Can I freeze fresh tomatillos?
If you have an abundance of tomatillos and can't process them all while they're at their ripest, you CAN freeze them for later!
You freeze tomatillos similar to tomatoes, either whole or cut. Remove the husks, wash, dry and lay out on lined cookie sheets to freeze until firm before adding to freezer baggies/containers.
If you want to use in a canning recipe, do like tomatoes and weigh them first, writing it on the bag before freezing.
Safely Can Roasted Tomatillo or Green Tomato Salsa
Making your own salsa means you know exactly what's in it and can tailor it to you and your family's liking.
Only to a degree, though, if you're planning to can: the only ingredients you can adjust or change when canning in a water-bath canner are the dry ingredients. All the fresh ingredient ratios must stay the same to remain safe.
Is this recipe safe to can?
This recipe was adapted from a National Center for Home Food Preservation recipe, and by 'adapted' I mean:
- roasting instead of boiling the vegetables initially to increase flavor (like my safe-to-can roasted tomato sauce)
- keeping the same pepper-onion ratio to tomatillos/tomatoes, but increasing the peppers and decreasing the onions
- adjusting the dry spices
If you would like a more garlic flavor, for instance, it will have to be added as dry garlic powder when canning or you can add it as fresh when you serve it.
Can I add fresh cilantro?
UPDATE: Many people have asked me about adding fresh cilantro to this recipe. The NCHFP website (where the recipe is from, linked above) suggests adding cilantro when serving since it doesn't keep its flavor as well with canning.
However, as a gardener I know you want to use what you have growing at the time. Fresh cilantro adds a low acid ingredient, though, so you would have to remove something to add a couple tablespoons of chopped cilantro.
I would probably lower the onions to 2-1/2 cups and then add 1/4 cup chopped cilantro.
NOTE! This is TOTALLY not what you're supposed to do, since the recipe has been tested the way it was published. My thoughts on it are this: lowering the onions by 2x what you're adding should keep the ph ratio safe.
But only do this if you feel comfortable with it - otherwise add fresh cilantro when you serve it!
What if I just want to freeze the salsa?
If you're going to freeze this only, it IS okay to add more fresh garlic, fresh cilantro, more peppers, or whatever you'd like to your heart's content.
You wouldn't be able to can it after doing these changes, though.
The good thing is, it freezes great, so it's really your choice!
Roasted Tomatillo or Green Tomato Salsa
- 5 cups chopped tomatillos or green tomatoes, about 2 pounds, washed, husks removed from tomatillos
- 3 cups coarsely chopped hot peppers: a combination of jalapeño and long green Anaheim or Poblano chilies to your taste*
- 3 cups coarsely chopped onions
- 6 medium cloves garlic, chopped
- 1 cup bottled lime juice (or lemon)
- 2 tablespoons dried oregano or to taste
- 1 tablespoon salt or to taste
- 1 tablespoon ground cumin or to taste
- 2 teaspoons black pepper
- Preheat oven to 425 degrees.
- Place tomatillos or green tomatoes in a large roasting pan. Add chilies, onion, garlic and mix.

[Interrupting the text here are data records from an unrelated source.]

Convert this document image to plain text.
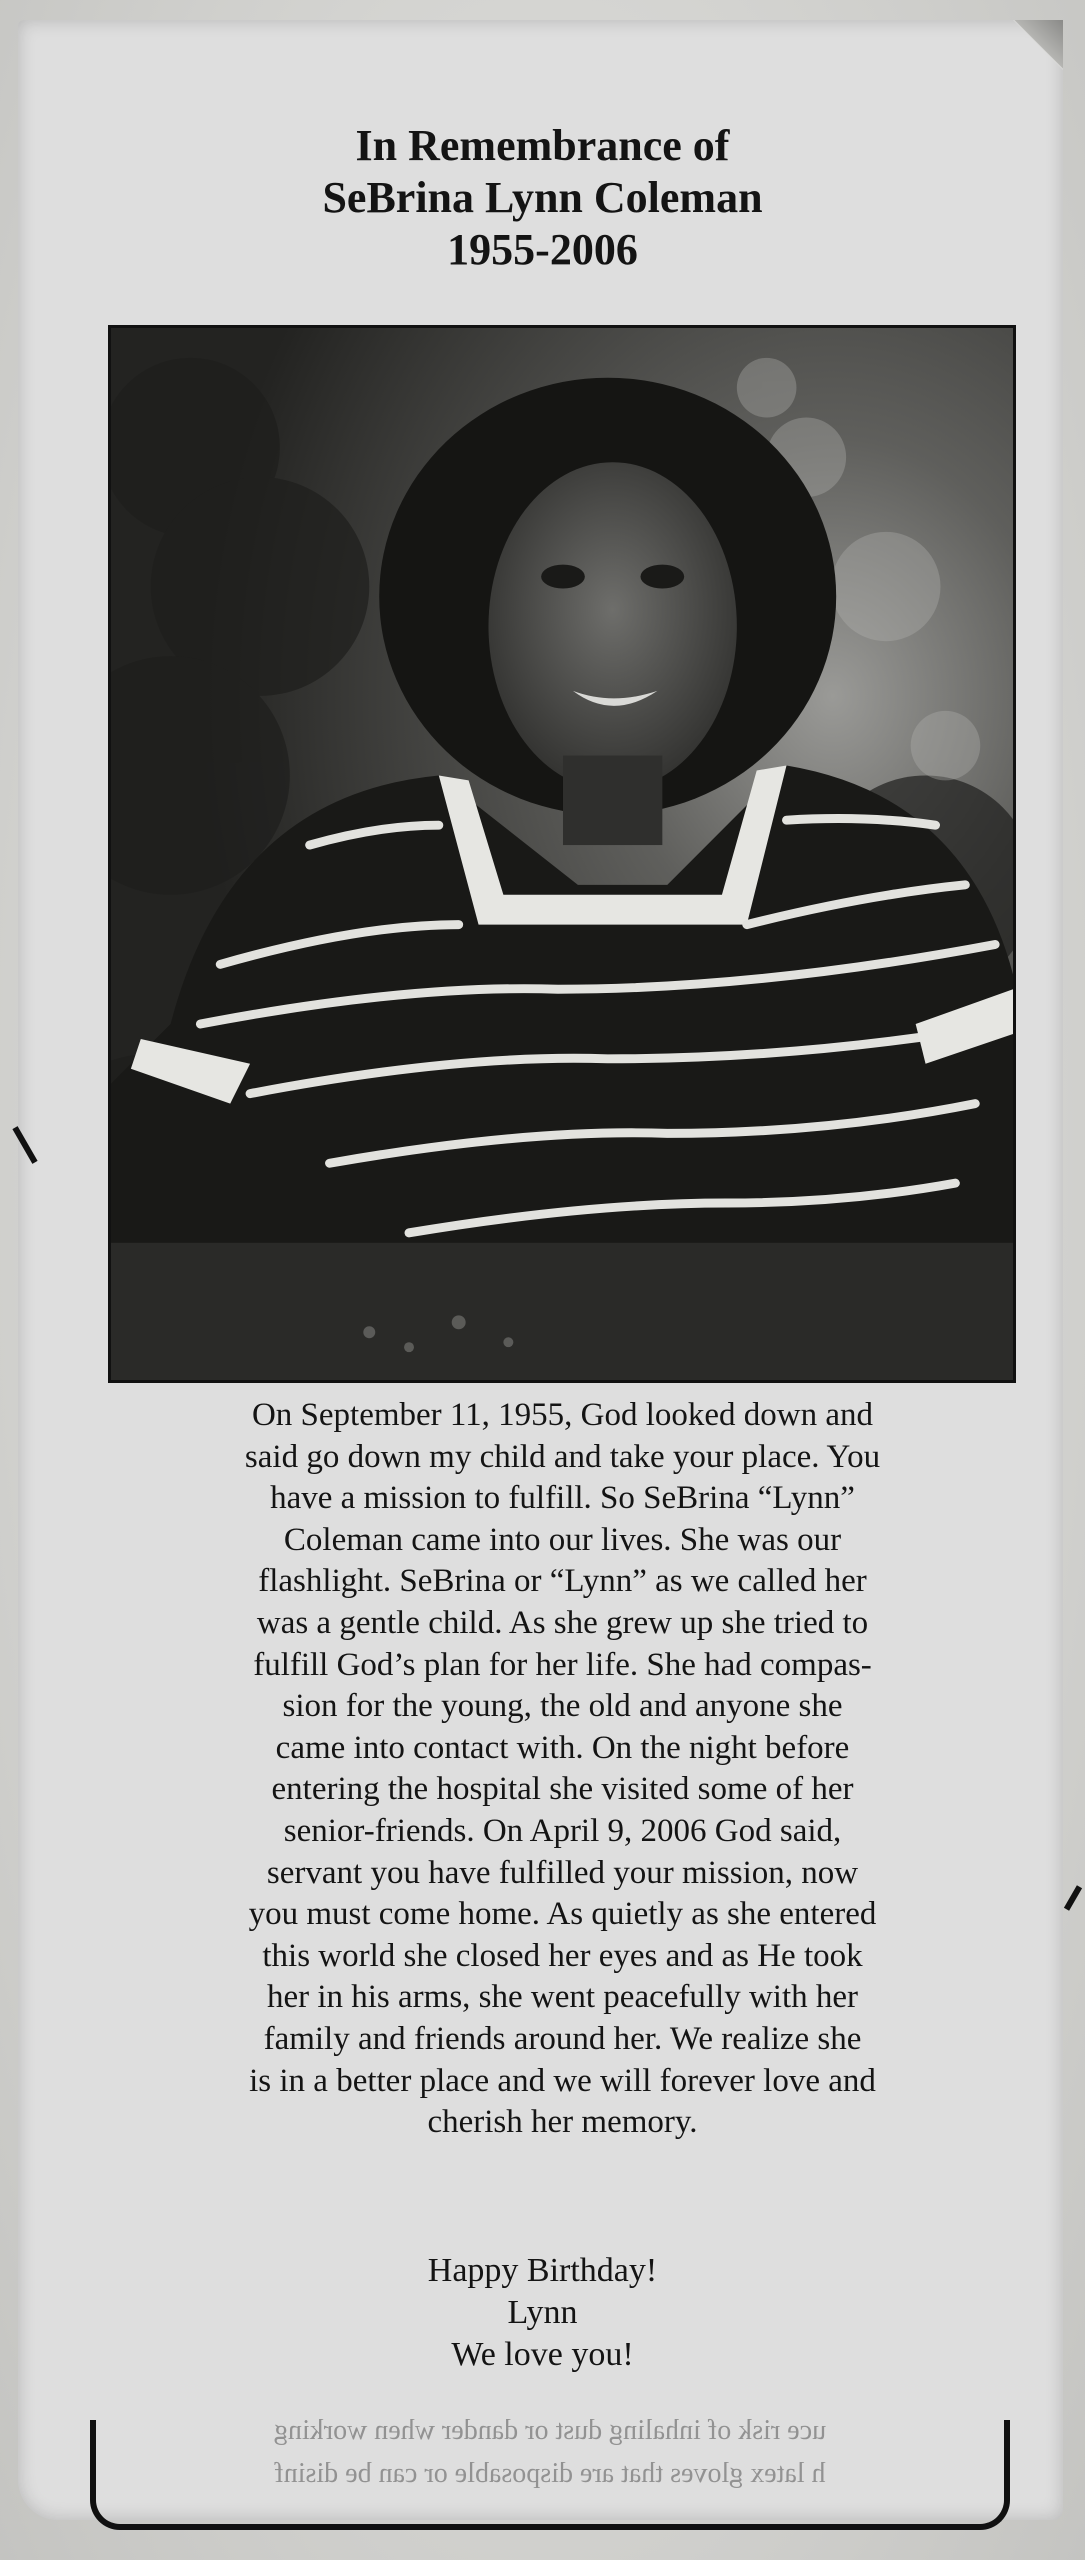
In Remembrance of
SeBrina Lynn Coleman
1955-2006
On September 11, 1955, God looked down and
said go down my child and take your place. You
have a mission to fulfill. So SeBrina “Lynn”
Coleman came into our lives. She was our
flashlight. SeBrina or “Lynn” as we called her
was a gentle child. As she grew up she tried to
fulfill God’s plan for her life. She had compas-
sion for the young, the old and anyone she
came into contact with. On the night before
entering the hospital she visited some of her
senior-friends. On April 9, 2006 God said,
servant you have fulfilled your mission, now
you must come home. As quietly as she entered
this world she closed her eyes and as He took
her in his arms, she went peacefully with her
family and friends around her. We realize she
is in a better place and we will forever love and
cherish her memory.
Happy Birthday!
Lynn
We love you!
uce risk of inhaling dust or dander when working
h latex gloves that are disposable or can be disinf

- Roast vegetables for 30-35 minutes, stirring at the halfway mark, until the tomatillos/tomatoes are starting to break down.
- Scrape the roasted vegetables into a large stockpot and add the remaining ingredients. Bring to a boil and simmer, uncovered, about 10 minutes. While simmering, prepare water bath canner, lids & 4 pint or 8 half-pint jars if planning to can (wash freezer-safe jars or containers for freezing, or use freezer baggies)
- Blend the salsa further, if desired, with an immersion blender and the ladle into prepared jars leaving 1/2-inch headspace for canning (you'll need a good 1+ inch headspace for freezing to account for expansion).
- To Can: Wipe rims, seal, and process in a boiling water bath for 15 minutes, turn off burner, remove lid and let sit for 5 minutes. Remove jars to a cloth-lined surface and let cool 12-24 hours before testing the seals, labeling, and storing for up to a year.
- To Freeze: let salsa cool and then transfer to clean freezer containers. Label and freeze for a year.